Noi ricercatori abbiamo come obiettivo la pubblicazione dei nostri risultati: più la rivista a cui mandiamo i risultati è importante, più la sfida è difficile. Generalmente un giovane ricercatore alle prime armi parte da riviste di livello basso, poi l'ambizione diviene quella di pubblicare in riviste di più alto livello. Una voglia quasi automatica di andare a verificare se sei migliorato, se sei andato oltre i tuoi limiti.

Possiamo provare a individuare alcune categorie di sfida? Quanti tipi di sfida esistono?
La sfida è una costante nella vita dell'uomo:

Che rapporto c'è, secondo Lei, fra sfida ed evoluzione?
Da questo punto di vista mi trovate "allenato": questa è una delle questioni più stimolanti a cui ho pensato cercando di mettere insieme la materia di cui mi occupo, la virologia, con la partecipazione al Gruppo della Trasgressione.

Penso che ci sia un rapporto molto importante fra sfida ed evoluzione, anche da un punto di vista puramente biologico. Sono convinto che l'evoluzione della vita, più o meno consciamente, a secondo del livello (per l'uomo molte delle cose sono consce; nei processi biologici, no) sia una continua sfida: l'adattamento come risultato di una sfida continua.

Agli stadi più elementari della biologia, la trascrizione del codice genetico è una specie di sfida inconscia che mette in campo dell'acido nucleico per riuscire ad adattarsi al meglio alle condizioni ambientali e quindi essere efficace nella riproduzione.

In questo senso penso che nel divenire della vita siano impliciti il concetto di trasgressione e quello di sfida.

Nel momento in cui un codice genetico si trascrive, il potenziale errore nella sua trascrizione è insito nel codice genetico stesso, vuol dire che le specie che si evolvono hanno intrinsecamente un potenziale evolutivo, e questo potenziale evolutivo spesso si associa con la possibilità di trasgredire al proprio codice genetico e quindi derogare dalla regola; la regola è quella dell'immobilità e della perpetuazione sempre uguale a se stessa di ciò che è scritto nel codice genetico. Sfidare significa trasgredire e ciò è fondamentale per l'evoluzione.

Nel momento in cui, nel caso dei virus, si formano particelle virali "sbagliate", come risultato di questa capacità di trasgredire dal proprio codice, si creano le condizioni per evolvere e sfuggire al controllo del sistema immunitario; senza questo, molti virus non resisterebbero.
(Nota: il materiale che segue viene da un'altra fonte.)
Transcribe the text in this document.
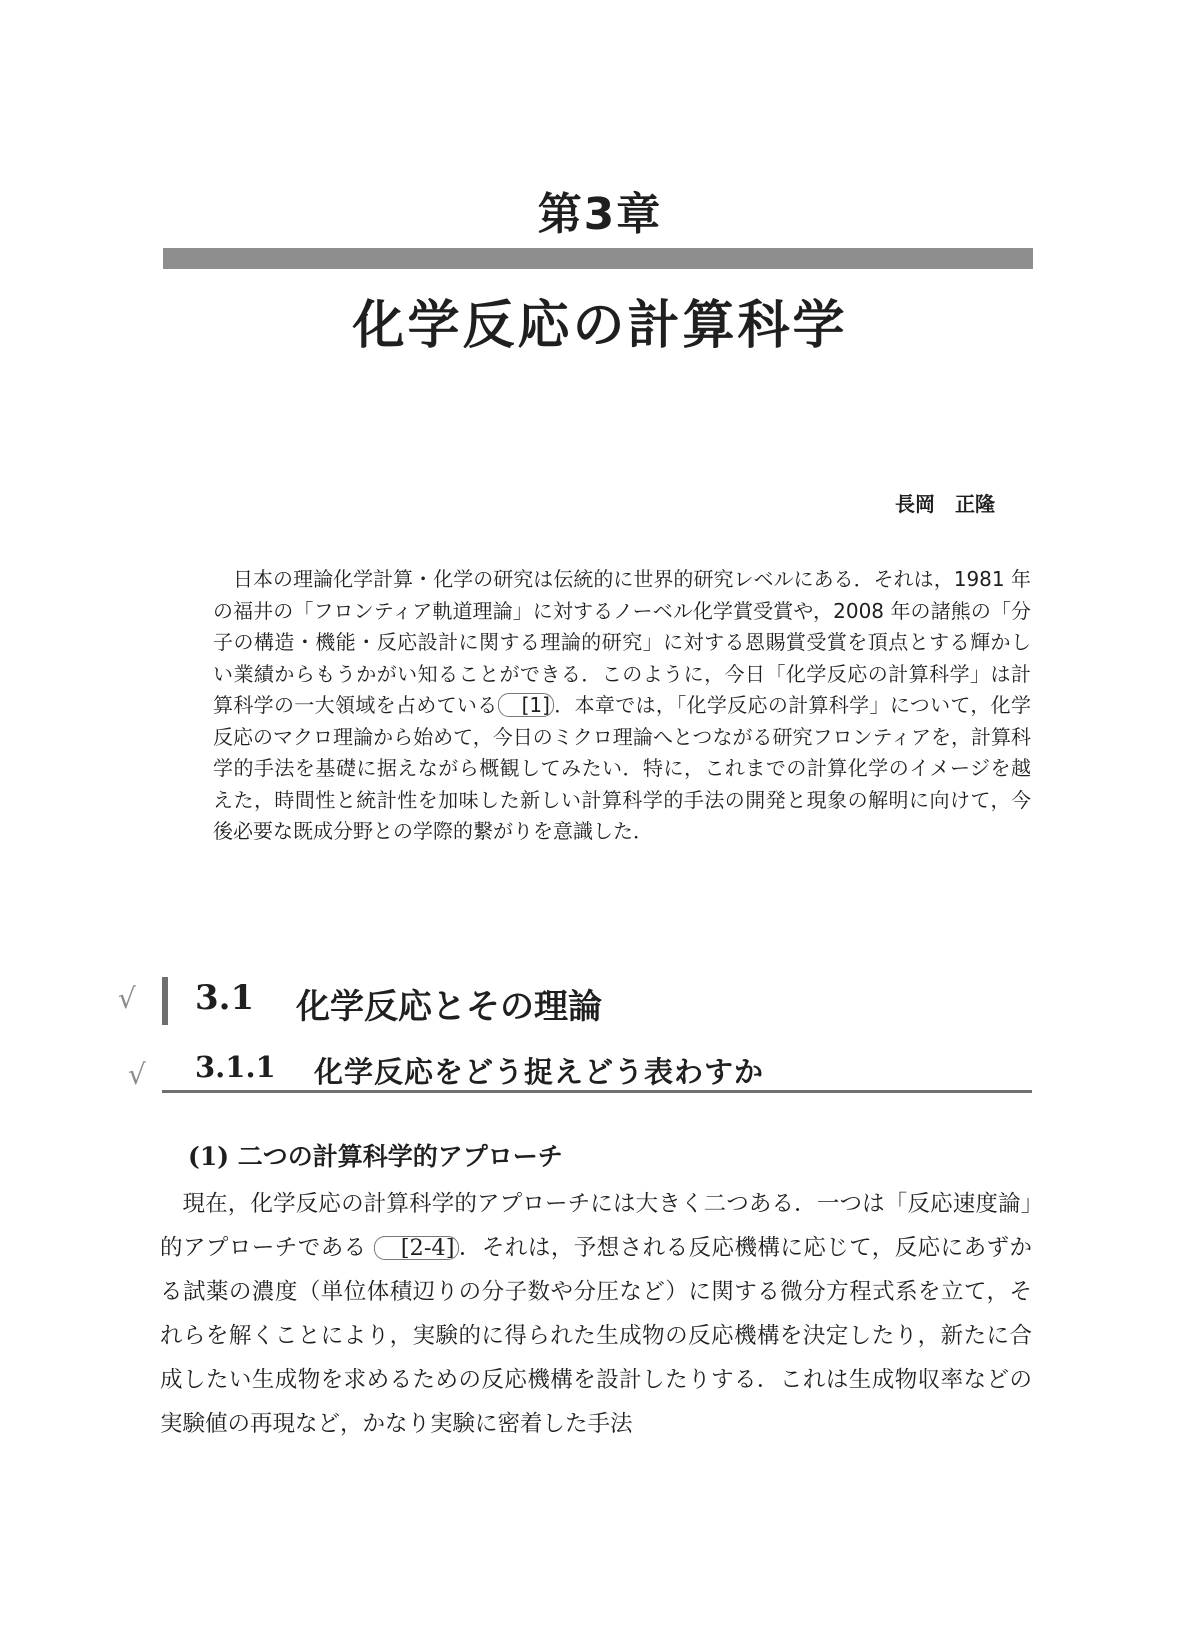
第3章
化学反応の計算科学
長岡　正隆

日本の理論化学計算・化学の研究は伝統的に世界的研究レベルにある．それは，1981 年の福井の「フロンティア軌道理論」に対するノーベル化学賞受賞や，2008 年の諸熊の「分子の構造・機能・反応設計に関する理論的研究」に対する恩賜賞受賞を頂点とする輝かしい業績からもうかがい知ることができる．このように，今日「化学反応の計算科学」は計算科学の一大領域を占めている [1] ．本章では，「化学反応の計算科学」について，化学反応のマクロ理論から始めて，今日のミクロ理論へとつながる研究フロンティアを，計算科学的手法を基礎に据えながら概観してみたい．特に，これまでの計算化学のイメージを越えた，時間性と統計性を加味した新しい計算科学的手法の開発と現象の解明に向けて，今後必要な既成分野との学際的繋がりを意識した．

√ 3.1 化学反応とその理論
√ 3.1.1 化学反応をどう捉えどう表わすか
(1) 二つの計算科学的アプローチ

現在，化学反応の計算科学的アプローチには大きく二つある．一つは「反応速度論」的アプローチである [2-4] ．それは，予想される反応機構に応じて，反応にあずかる試薬の濃度（単位体積辺りの分子数や分圧など）に関する微分方程式系を立て，それらを解くことにより，実験的に得られた生成物の反応機構を決定したり，新たに合成したい生成物を求めるための反応機構を設計したりする．これは生成物収率などの実験値の再現など，かなり実験に密着した手法
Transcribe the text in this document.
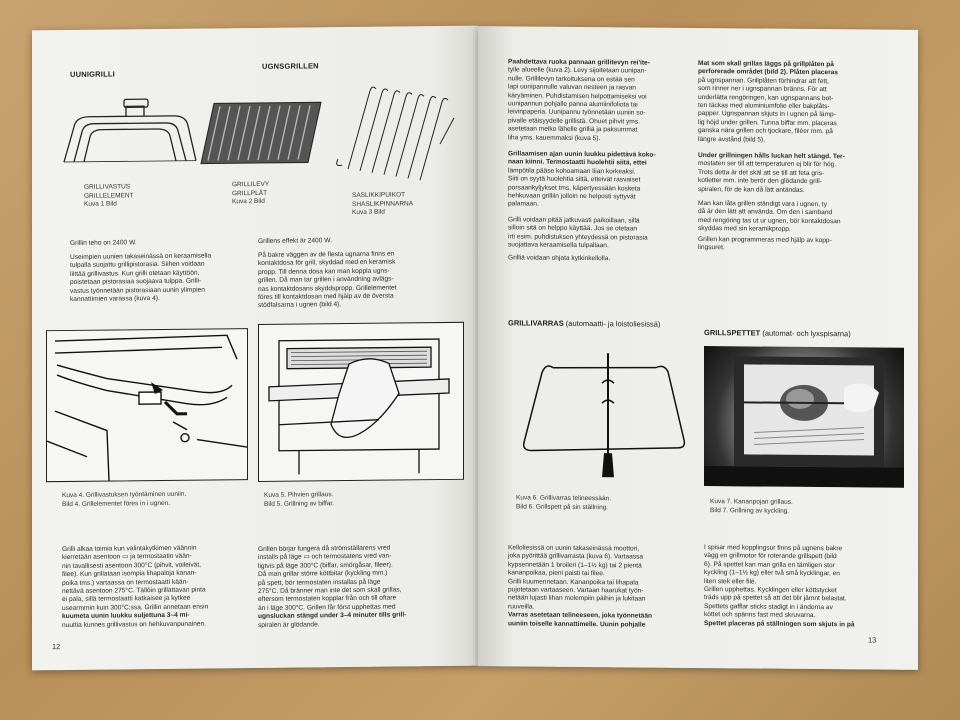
UUNIGRILLI
UGNSGRILLEN
GRILLIVASTUS
GRILLELEMENT
Kuva 1 Bild
GRILLILEVY
GRILLPLÅT
Kuva 2 Bild
SASLIKKIPUIKOT
SHASLIKPINNARNA
Kuva 3 Bild
Grillin teho on 2400 W.
Useimpien uunien takaseinässä on keraamisella
tulpalla suojattu grillipistorasia. Siihen voidaan
liittää grillivastus. Kun grilli otetaan käyttöön,
poistetaan pistorasiaa suojaava tulppa. Grilli-
vastus työnnetään pistorasiaan uunin ylimpien
kannattimien varassa (kuva 4).
Grillens effekt är 2400 W.
På bakre väggen av de flesta ugnarna finns en
kontaktdosa för grill, skyddad med en keramisk
propp. Till denna dosa kan man koppla ugns-
grillen. Då man tar grillen i användning avlägs-
nas kontaktdosans skyddspropp. Grillelementet
föres till kontaktdosan med hjälp av de översta
stödfalsarna i ugnen (bild 4).
Kuva 4. Grillivastuksen työntäminen uuniin.
Bild 4. Grillelementet föres in i ugnen.
Kuva 5. Pihvien grillaus.
Bild 5. Grillning av biffar.
Grilli alkaa toimia kun valintakytkimen väännin
kierretään asentoon ▭ ja termostaatin vään-
nin tavallisesti asentoon 300°C (pihvit, voileivät,
filee). Kun grillataan isompia lihapaloja kanan-
poika tms.) vartaassa on termostaatti kään-
nettävä asentoon 275°C. Tällöin grillattavan pinta
ei pala, sillä termostaatti katkaisee ja kytkee
usearmmin kuin 300°C:ssa. Grillin annetaan ensin
kuumeta uunin luukku suljettuna 3–4 mi-
nuuttia kunnes grillivastus on hehkuvanpunainen.
Grillen börjar fungera då strömställarens vred
installs på läge ▭ och termostatens vred van-
ligtvis på läge 300°C (biffar, smörgåsar, fileer).
Då man grillar större köttbitar (kyckling mm.)
på spett, bör termostaten installas på läge
275°C. Då bränner man inte det som skall grillas,
eftersom termostaten kopplar från och till oftare
än i läge 300°C. Grillen får först upphettas med
ugnsluckan stängd under 3–4 minuter tills grill-
spiralen är glödande.
12
Paahdettava ruoka pannaan grillitevyn rei'ite-
tylle alueelle (kuva 2). Levy sijoitetaan uunipan-
nulle. Grillilevyn tarkoituksena on estää sen
lapi uunipannulle valuvan nesteen ja rasvan
käryäminen. Puhdistamisen helpottamiseksi voi
uunipannun pohjalle panna alumiinifoliota tai
leivinpaperia. Uunipannu työnnetään uuniin so-
pivalle etäisyydelle grillistä. Ohuet pihvit yms.
asetetaan melko lähelle grilliä ja paksummat
liha yms. kauemmaksi (kuva 5).
Grillaamisen ajan uunin luukku pidettävä koko-
naan kiinni. Termostaatti huolehtii siitä, ettei
lämpötila pääse kohoamaan liian korkeaksi.
Siiti on syytä huolehtia siitä, etteivät rasvaiset
porsaankyljykset tms. käpertyessään kosketa
hehkuvaan grilliin jolloin ne helposti syttyvät
palamaan.
Grilli voidaan pitää jatkuvasti paikoillaan, sillä
silloin sitä on helppo käyttää. Jos se otetaan
irti esim. puhdistuksen yhteydessä on pistorasia
suojattava keraamisella tulpallaan.
Grilliä voidaan ohjata kytkinkellolla.
Mat som skall grillas läggs på grillplåten på
perforerade området (bild 2). Plåten placeras
på ugnspannan. Grillplåten förhindrar att fett,
som rinner ner i ugnspannan bränns. För att
underlätta rengöringen, kan ugnspannans bot-
ten täckas med aluminiumfolie eller bakplåts-
papper. Ugnspannan skjuts in i ugnen på lämp-
lig höjd under grillen. Tunna biffar mm. placeras
ganska nära grillen och tjockare, filéer mm. på
längre avstånd (bild 5).
Under grillningen hålls luckan helt stängd. Ter-
mostaten ser till att temperaturen ej blir för hög.
Trots detta är det skäl att se till att feta gris-
kotletter mm. inte berör den glödande grill-
spiralen, för de kan då lätt antändas.
Man kan låta grillen ständigt vara i ugnen, ty
då är den lätt att använda. Om den i samband
med rengöring tas ut ur ugnen, bör kontaktdosan
skyddas med sin keramikpropp.
Grillen kan programmeras med hjälp av kopp-
lingsuret.
GRILLIVARRAS (automaatti- ja loistoliesissä)
GRILLSPETTET (automat- och lyxspisarna)
Kuva 6. Grillivarras telineessään.
Bild 6. Grillspett på sin ställning.
Kuva 7. Kananpojan grillaus.
Bild 7. Grillning av kyckling.
Kelloliesissä on uunin takaseinässä moottori,
joka pyörittää grillivarrasta (kuva 6). Vartaassa
kypsennetään 1 broileri (1–1½ kg) tai 2 pientä
kananpoikaa, pieni paisti tai filee.
Grilli kuumennetaan. Kananpoika tai lihapala
pujotetaan vartaaseen. Vartaan haarukat työn-
netään lujasti lihan molempiin päihin ja lukitaan
ruuveilla.
Varras asetetaan telineeseen, joka työnnetään
uuniin toiselle kannattimelle. Uunin pohjalle
I spisar med kopplingsur finns på ugnens bakre
vägg en grillmotor för roterande grillspett (bild
6). På spettet kan man grilla en tämligen stor
kyckling (1–1½ kg) eller två små kycklingar, en
liten stek eller filé.
Grillen upphettas. Kycklingen eller köttstycket
träds upp på spettet så att det blir jämnt belastat.
Spettets gafflar sticks stadigt in i ändorna av
köttet och spänns fast med skruvarna.
Spettet placeras på ställningen som skjuts in på
13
Penso che a livello degli organismi superiori, la sfida come variazione dal proprio codice, biologicamente parlando, sia un sistema per evolvere.

I grandi navigatori hanno "sfidato l'oceano" e portato alla scoperta di continenti che non si conoscevano. Ciò ha cambiato la vita dell'uomo sulla terra. Penso che questo sia derivato da un concetto di sfida e anche intrinsecamente di trasgressione: chi ha sfidato il mare era un individuo che per una serie di motivi non è stato nel suo tran tran, nella comodità della sua vita quotidiana, ma ha deciso di andare oltre.

Nel quotidiano, in tutte le professioni, è fondamentale un equilibrio fra il trasgredire e il rispettare regole e codici: è fondamentale nella professione di medico, ad esempio, che ci siano tantissimi medici che fanno le cose così come è scritto debbano essere fatte, però è fondamentale che ci sia un numero inferiore ma sufficiente di medici che sfidino ciò che si è fatto e lo mettano in discussione, perché se questo non avvenisse, non ci sarebbe evoluzione della scienza. Le due cose vanno di pari passo. Io non esalto il concetto di sfida, la realtà attuale è fatta di regole, di codici di comportamento, mentre li rispettiamo dobbiamo sfidarli e creare le basi per una loro evoluzione, per un loro cambiamento.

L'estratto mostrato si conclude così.